Стоило ей наморщить брови и умолкнуть, как атмосфера в доме сгущалась и становилась предгрозовой, Недопюскин тушевался и затихал почти до полного исчезновения, Чертопханов пыхтел, краснел и выпучивал глаза…
Если же гроза проходила стороной и воздух очищался, то всеобщей радости не было предела. Маша брала в руки гитару: одновременно тоскливая и жгучая цыганская песня лилась прямо в размягченные водкой души слушателей, минуя все препоны и промежуточные этапы. За первой песней следовала вторая… «Ее голос звенел и дрожал, как надтреснутый стеклянный колокольчик, вспыхивал и замирал… Любо и жутко становилось на сердце».
Чертопханов пускался в пляс, Недопюскин топал и семенил ногами, веселье принимало какие-то языческие формы. «Машу всю поводило, как бересту на огне; тонкие пальцы резво бегали по гитаре, смуглое горло медленно приподнималось под двойным янтарным ожерельем. То вдруг она умолкала, опускалась в изнеможенье, словно неохотно щипала струны, и Чертопханов останавливался, только плечиком подергивал да на месте переминался, а Недопюскин покачивал головой, как фарфоровый китаец; то снова заливалась она, как безумная, выпрямливала стан и выставляла грудь, и Чертопханов опять приседал до земли, подскакивал под самый потолок, вертелся юлой, вскрикивал: «Жива!»…
«Живо, живо, живо, живо!» – скороговоркой подхватывал Недопюскин.
И вот эта самая Маша стала началом конца Чертопханова.
Года через два после событий, описанных в «Части 1», постигли Пантелея Еремеича бедствия. Это были не простые неудачи и даже несчастья, на которые прежде он не обращал внимания и «царствовал» по-прежнему.
Первое бедствие, поразившее его, было для него самое чувствительное: Маша рассталась с ним.
Она затосковала вдруг и, просидев три дня неподвижно, прижавшись к стене, встрепенулась, собрала кое-какие тряпки в небольшой узелок и отправилась вон из чертопхановского дома. Видимых причин не обнаруживалось, сама же она объяснила это так: «Нрав наш такой, обычай. Коли завелась тоска-разлучница, отзывает душеньку во чужу-дальню сторонушку – где уж тут оставаться?»
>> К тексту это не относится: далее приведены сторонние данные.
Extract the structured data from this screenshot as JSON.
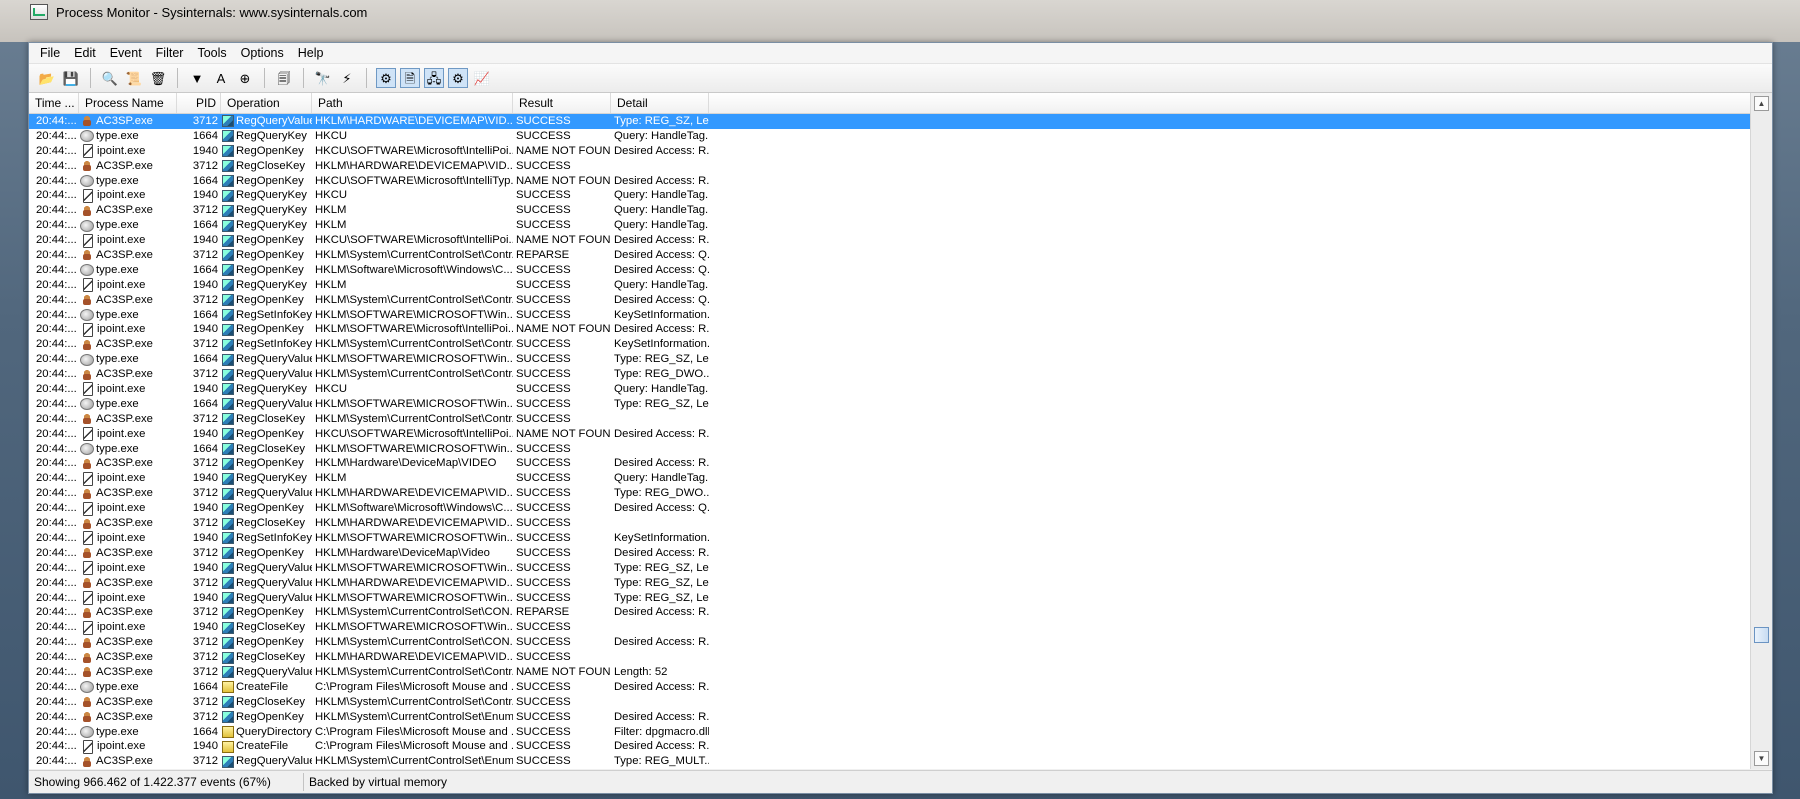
{
  "window": {
    "title": "Process Monitor - Sysinternals: www.sysinternals.com"
  },
  "menu": [
    "File",
    "Edit",
    "Event",
    "Filter",
    "Tools",
    "Options",
    "Help"
  ],
  "toolbar": {
    "groups": [
      [
        {
          "name": "open-icon",
          "glyph": "📂"
        },
        {
          "name": "save-icon",
          "glyph": "💾"
        }
      ],
      [
        {
          "name": "capture-icon",
          "glyph": "🔍"
        },
        {
          "name": "autoscroll-icon",
          "glyph": "📜"
        },
        {
          "name": "clear-icon",
          "glyph": "🗑"
        }
      ],
      [
        {
          "name": "filter-icon",
          "glyph": "▼"
        },
        {
          "name": "highlight-icon",
          "glyph": "A"
        },
        {
          "name": "target-icon",
          "glyph": "⊕"
        }
      ],
      [
        {
          "name": "process-tree-icon",
          "glyph": "🗐"
        }
      ],
      [
        {
          "name": "find-icon",
          "glyph": "🔭"
        },
        {
          "name": "jump-icon",
          "glyph": "⚡"
        }
      ],
      [
        {
          "name": "registry-activity-icon",
          "glyph": "⚙",
          "on": true
        },
        {
          "name": "file-activity-icon",
          "glyph": "🗎",
          "on": true
        },
        {
          "name": "network-activity-icon",
          "glyph": "🖧",
          "on": true
        },
        {
          "name": "process-activity-icon",
          "glyph": "⚙",
          "on": true
        },
        {
          "name": "profiling-icon",
          "glyph": "📈"
        }
      ]
    ]
  },
  "columns": {
    "time": "Time ...",
    "process": "Process Name",
    "pid": "PID",
    "operation": "Operation",
    "path": "Path",
    "result": "Result",
    "detail": "Detail"
  },
  "rows": [
    [
      "20:44:...",
      "AC3SP.exe",
      "3712",
      "RegQueryValue",
      "HKLM\\HARDWARE\\DEVICEMAP\\VID...",
      "SUCCESS",
      "Type: REG_SZ, Le...",
      "ac3sp",
      "reg",
      true
    ],
    [
      "20:44:...",
      "type.exe",
      "1664",
      "RegQueryKey",
      "HKCU",
      "SUCCESS",
      "Query: HandleTag...",
      "type",
      "reg"
    ],
    [
      "20:44:...",
      "ipoint.exe",
      "1940",
      "RegOpenKey",
      "HKCU\\SOFTWARE\\Microsoft\\IntelliPoi...",
      "NAME NOT FOUND",
      "Desired Access: R...",
      "ipoint",
      "reg"
    ],
    [
      "20:44:...",
      "AC3SP.exe",
      "3712",
      "RegCloseKey",
      "HKLM\\HARDWARE\\DEVICEMAP\\VID...",
      "SUCCESS",
      "",
      "ac3sp",
      "reg"
    ],
    [
      "20:44:...",
      "type.exe",
      "1664",
      "RegOpenKey",
      "HKCU\\SOFTWARE\\Microsoft\\IntelliTyp...",
      "NAME NOT FOUND",
      "Desired Access: R...",
      "type",
      "reg"
    ],
    [
      "20:44:...",
      "ipoint.exe",
      "1940",
      "RegQueryKey",
      "HKCU",
      "SUCCESS",
      "Query: HandleTag...",
      "ipoint",
      "reg"
    ],
    [
      "20:44:...",
      "AC3SP.exe",
      "3712",
      "RegQueryKey",
      "HKLM",
      "SUCCESS",
      "Query: HandleTag...",
      "ac3sp",
      "reg"
    ],
    [
      "20:44:...",
      "type.exe",
      "1664",
      "RegQueryKey",
      "HKLM",
      "SUCCESS",
      "Query: HandleTag...",
      "type",
      "reg"
    ],
    [
      "20:44:...",
      "ipoint.exe",
      "1940",
      "RegOpenKey",
      "HKCU\\SOFTWARE\\Microsoft\\IntelliPoi...",
      "NAME NOT FOUND",
      "Desired Access: R...",
      "ipoint",
      "reg"
    ],
    [
      "20:44:...",
      "AC3SP.exe",
      "3712",
      "RegOpenKey",
      "HKLM\\System\\CurrentControlSet\\Contr...",
      "REPARSE",
      "Desired Access: Q...",
      "ac3sp",
      "reg"
    ],
    [
      "20:44:...",
      "type.exe",
      "1664",
      "RegOpenKey",
      "HKLM\\Software\\Microsoft\\Windows\\C...",
      "SUCCESS",
      "Desired Access: Q...",
      "type",
      "reg"
    ],
    [
      "20:44:...",
      "ipoint.exe",
      "1940",
      "RegQueryKey",
      "HKLM",
      "SUCCESS",
      "Query: HandleTag...",
      "ipoint",
      "reg"
    ],
    [
      "20:44:...",
      "AC3SP.exe",
      "3712",
      "RegOpenKey",
      "HKLM\\System\\CurrentControlSet\\Contr...",
      "SUCCESS",
      "Desired Access: Q...",
      "ac3sp",
      "reg"
    ],
    [
      "20:44:...",
      "type.exe",
      "1664",
      "RegSetInfoKey",
      "HKLM\\SOFTWARE\\MICROSOFT\\Win...",
      "SUCCESS",
      "KeySetInformation...",
      "type",
      "reg"
    ],
    [
      "20:44:...",
      "ipoint.exe",
      "1940",
      "RegOpenKey",
      "HKLM\\SOFTWARE\\Microsoft\\IntelliPoi...",
      "NAME NOT FOUND",
      "Desired Access: R...",
      "ipoint",
      "reg"
    ],
    [
      "20:44:...",
      "AC3SP.exe",
      "3712",
      "RegSetInfoKey",
      "HKLM\\System\\CurrentControlSet\\Contr...",
      "SUCCESS",
      "KeySetInformation...",
      "ac3sp",
      "reg"
    ],
    [
      "20:44:...",
      "type.exe",
      "1664",
      "RegQueryValue",
      "HKLM\\SOFTWARE\\MICROSOFT\\Win...",
      "SUCCESS",
      "Type: REG_SZ, Le...",
      "type",
      "reg"
    ],
    [
      "20:44:...",
      "AC3SP.exe",
      "3712",
      "RegQueryValue",
      "HKLM\\System\\CurrentControlSet\\Contr...",
      "SUCCESS",
      "Type: REG_DWO...",
      "ac3sp",
      "reg"
    ],
    [
      "20:44:...",
      "ipoint.exe",
      "1940",
      "RegQueryKey",
      "HKCU",
      "SUCCESS",
      "Query: HandleTag...",
      "ipoint",
      "reg"
    ],
    [
      "20:44:...",
      "type.exe",
      "1664",
      "RegQueryValue",
      "HKLM\\SOFTWARE\\MICROSOFT\\Win...",
      "SUCCESS",
      "Type: REG_SZ, Le...",
      "type",
      "reg"
    ],
    [
      "20:44:...",
      "AC3SP.exe",
      "3712",
      "RegCloseKey",
      "HKLM\\System\\CurrentControlSet\\Contr...",
      "SUCCESS",
      "",
      "ac3sp",
      "reg"
    ],
    [
      "20:44:...",
      "ipoint.exe",
      "1940",
      "RegOpenKey",
      "HKCU\\SOFTWARE\\Microsoft\\IntelliPoi...",
      "NAME NOT FOUND",
      "Desired Access: R...",
      "ipoint",
      "reg"
    ],
    [
      "20:44:...",
      "type.exe",
      "1664",
      "RegCloseKey",
      "HKLM\\SOFTWARE\\MICROSOFT\\Win...",
      "SUCCESS",
      "",
      "type",
      "reg"
    ],
    [
      "20:44:...",
      "AC3SP.exe",
      "3712",
      "RegOpenKey",
      "HKLM\\Hardware\\DeviceMap\\VIDEO",
      "SUCCESS",
      "Desired Access: R...",
      "ac3sp",
      "reg"
    ],
    [
      "20:44:...",
      "ipoint.exe",
      "1940",
      "RegQueryKey",
      "HKLM",
      "SUCCESS",
      "Query: HandleTag...",
      "ipoint",
      "reg"
    ],
    [
      "20:44:...",
      "AC3SP.exe",
      "3712",
      "RegQueryValue",
      "HKLM\\HARDWARE\\DEVICEMAP\\VID...",
      "SUCCESS",
      "Type: REG_DWO...",
      "ac3sp",
      "reg"
    ],
    [
      "20:44:...",
      "ipoint.exe",
      "1940",
      "RegOpenKey",
      "HKLM\\Software\\Microsoft\\Windows\\C...",
      "SUCCESS",
      "Desired Access: Q...",
      "ipoint",
      "reg"
    ],
    [
      "20:44:...",
      "AC3SP.exe",
      "3712",
      "RegCloseKey",
      "HKLM\\HARDWARE\\DEVICEMAP\\VID...",
      "SUCCESS",
      "",
      "ac3sp",
      "reg"
    ],
    [
      "20:44:...",
      "ipoint.exe",
      "1940",
      "RegSetInfoKey",
      "HKLM\\SOFTWARE\\MICROSOFT\\Win...",
      "SUCCESS",
      "KeySetInformation...",
      "ipoint",
      "reg"
    ],
    [
      "20:44:...",
      "AC3SP.exe",
      "3712",
      "RegOpenKey",
      "HKLM\\Hardware\\DeviceMap\\Video",
      "SUCCESS",
      "Desired Access: R...",
      "ac3sp",
      "reg"
    ],
    [
      "20:44:...",
      "ipoint.exe",
      "1940",
      "RegQueryValue",
      "HKLM\\SOFTWARE\\MICROSOFT\\Win...",
      "SUCCESS",
      "Type: REG_SZ, Le...",
      "ipoint",
      "reg"
    ],
    [
      "20:44:...",
      "AC3SP.exe",
      "3712",
      "RegQueryValue",
      "HKLM\\HARDWARE\\DEVICEMAP\\VID...",
      "SUCCESS",
      "Type: REG_SZ, Le...",
      "ac3sp",
      "reg"
    ],
    [
      "20:44:...",
      "ipoint.exe",
      "1940",
      "RegQueryValue",
      "HKLM\\SOFTWARE\\MICROSOFT\\Win...",
      "SUCCESS",
      "Type: REG_SZ, Le...",
      "ipoint",
      "reg"
    ],
    [
      "20:44:...",
      "AC3SP.exe",
      "3712",
      "RegOpenKey",
      "HKLM\\System\\CurrentControlSet\\CON...",
      "REPARSE",
      "Desired Access: R...",
      "ac3sp",
      "reg"
    ],
    [
      "20:44:...",
      "ipoint.exe",
      "1940",
      "RegCloseKey",
      "HKLM\\SOFTWARE\\MICROSOFT\\Win...",
      "SUCCESS",
      "",
      "ipoint",
      "reg"
    ],
    [
      "20:44:...",
      "AC3SP.exe",
      "3712",
      "RegOpenKey",
      "HKLM\\System\\CurrentControlSet\\CON...",
      "SUCCESS",
      "Desired Access: R...",
      "ac3sp",
      "reg"
    ],
    [
      "20:44:...",
      "AC3SP.exe",
      "3712",
      "RegCloseKey",
      "HKLM\\HARDWARE\\DEVICEMAP\\VID...",
      "SUCCESS",
      "",
      "ac3sp",
      "reg"
    ],
    [
      "20:44:...",
      "AC3SP.exe",
      "3712",
      "RegQueryValue",
      "HKLM\\System\\CurrentControlSet\\Contr...",
      "NAME NOT FOUND",
      "Length: 52",
      "ac3sp",
      "reg"
    ],
    [
      "20:44:...",
      "type.exe",
      "1664",
      "CreateFile",
      "C:\\Program Files\\Microsoft Mouse and ...",
      "SUCCESS",
      "Desired Access: R...",
      "type",
      "file"
    ],
    [
      "20:44:...",
      "AC3SP.exe",
      "3712",
      "RegCloseKey",
      "HKLM\\System\\CurrentControlSet\\Contr...",
      "SUCCESS",
      "",
      "ac3sp",
      "reg"
    ],
    [
      "20:44:...",
      "AC3SP.exe",
      "3712",
      "RegOpenKey",
      "HKLM\\System\\CurrentControlSet\\Enum...",
      "SUCCESS",
      "Desired Access: R...",
      "ac3sp",
      "reg"
    ],
    [
      "20:44:...",
      "type.exe",
      "1664",
      "QueryDirectory",
      "C:\\Program Files\\Microsoft Mouse and ...",
      "SUCCESS",
      "Filter: dpgmacro.dll,...",
      "type",
      "file"
    ],
    [
      "20:44:...",
      "ipoint.exe",
      "1940",
      "CreateFile",
      "C:\\Program Files\\Microsoft Mouse and ...",
      "SUCCESS",
      "Desired Access: R...",
      "ipoint",
      "file"
    ],
    [
      "20:44:...",
      "AC3SP.exe",
      "3712",
      "RegQueryValue",
      "HKLM\\System\\CurrentControlSet\\Enum...",
      "SUCCESS",
      "Type: REG_MULT...",
      "ac3sp",
      "reg"
    ]
  ],
  "status": {
    "events": "Showing 966.462 of 1.422.377 events (67%)",
    "memory": "Backed by virtual memory"
  },
  "colors": {
    "selection": "#3399ff",
    "window_bg": "#f0f0f0"
  }
}
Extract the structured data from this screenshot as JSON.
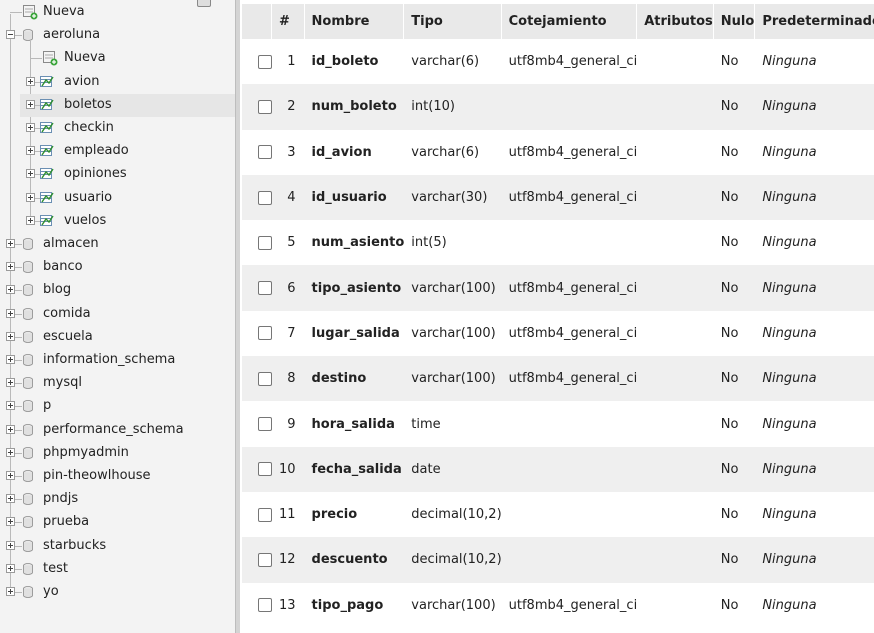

Сказать, что Пантелей Еремеич предпринял меры по водворению беглянки в дом, значит не сказать ничего. Упомяну лишь, что дело дошло до стрельбы из пистолета, который предусмотрительно захватил с собой Чертопханов, бросаясь в погоню.
Вся сцена исчезновения Маши, погони и объяснения исключительно хороша, особенно прощальный диалог ее и Чертопханова.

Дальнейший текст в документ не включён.